Boosting

01/15/2013

2 Comments

 
And after bagging, we do need to talk about boosting.
Boosting is another committee-based approach. It works with weights in both steps: learning and prediction.

Learning.
During the learning phase, the boosting procedure trains a learning algorithm a number of times, each time using a slightly different composition of the training set.
At each iteration, the boosting algorithm:
      -          Starts with the training set built in the previous iteration,
      -          Trains a new model,
      -          Evaluates the model error on the training patterns,
      -          Calculates the model weight based on such error,
      -          Finally, builds a new training set by over-sampling /under-sampling the incorrectly/correctly classified training patterns. The over-sampling/under-sampling factor derives from the model weight.

The training set for the first iteration is the training set provided for the whole learning procedure.
The algorithm stops when a maximum number of iterations has been reached or the model error is too big (that is the weight is too close to 0 and therefore the corresponding model is ineffective).
The output of this learning phase is a number of models, lower or equal to the selected number of maximum iterations.

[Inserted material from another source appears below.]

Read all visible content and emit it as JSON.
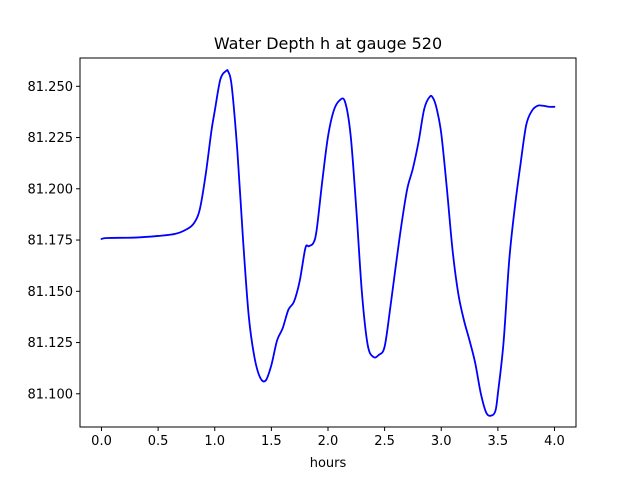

Notice that boosting can be applied to any training algorithm. However, it is particularly helpful in the case of weak classifiers. In fact, boosting techniques are quite sensitive to noise and outliers, that is to overfitting.

Prediction.
The prediction phase loops on all models, available from the learning phase, and provides a prediction based on the majority vote for classifiers and on a weighted average for regression techniques.

KNIME Implementation
KNIME implements Adaboost, one of the most commonly used boosting algorithms, with two meta-nodes in the “Mining-> Ensemble Learning” category: the “Boosting Learner” and the “Boosting Predictor” meta-node.

The “Boosting Learner” meta-node (see figure below) implements the learning loop via the “Boosting Learner Loop Start” node and the “Boosting Learner Loop End” node.
The “Boosting Learner Loop End” node (see figure below) sets the maximum number of iterations, the target column, and the predicted column. The target column and the predicted column are used to:
    -          Identify the mis-classified patterns
    -          Calculate the model error
    -          Calculate the model weight
The “Boosting Learner Loop Start” node uses the model weight and the mis-classified patterns to alter the composition of the training set.
The loop body includes any supervised training algorithm node, like a “Decision Tree Learner” or a “Naïve Bayes Learner”, and its corresponding predictor node. The predictor node is necessary, even though this is a learning meta-node, because at each iteration the identification of correctly and incorrectly classified patterns and the model error calculation are needed.

For each iteration the boosting loop outputs the model, its error, and its weight.

The “Boosting Predictor” meta-node receives the model list from the learner node and the test set patterns. For each test pattern, it loops on all models and weighs their prediction result.
The “Boosting Predictor Loop Start” node starts the boosting predictor loop by identifying the weight column and the model column (see settings in its configuration window).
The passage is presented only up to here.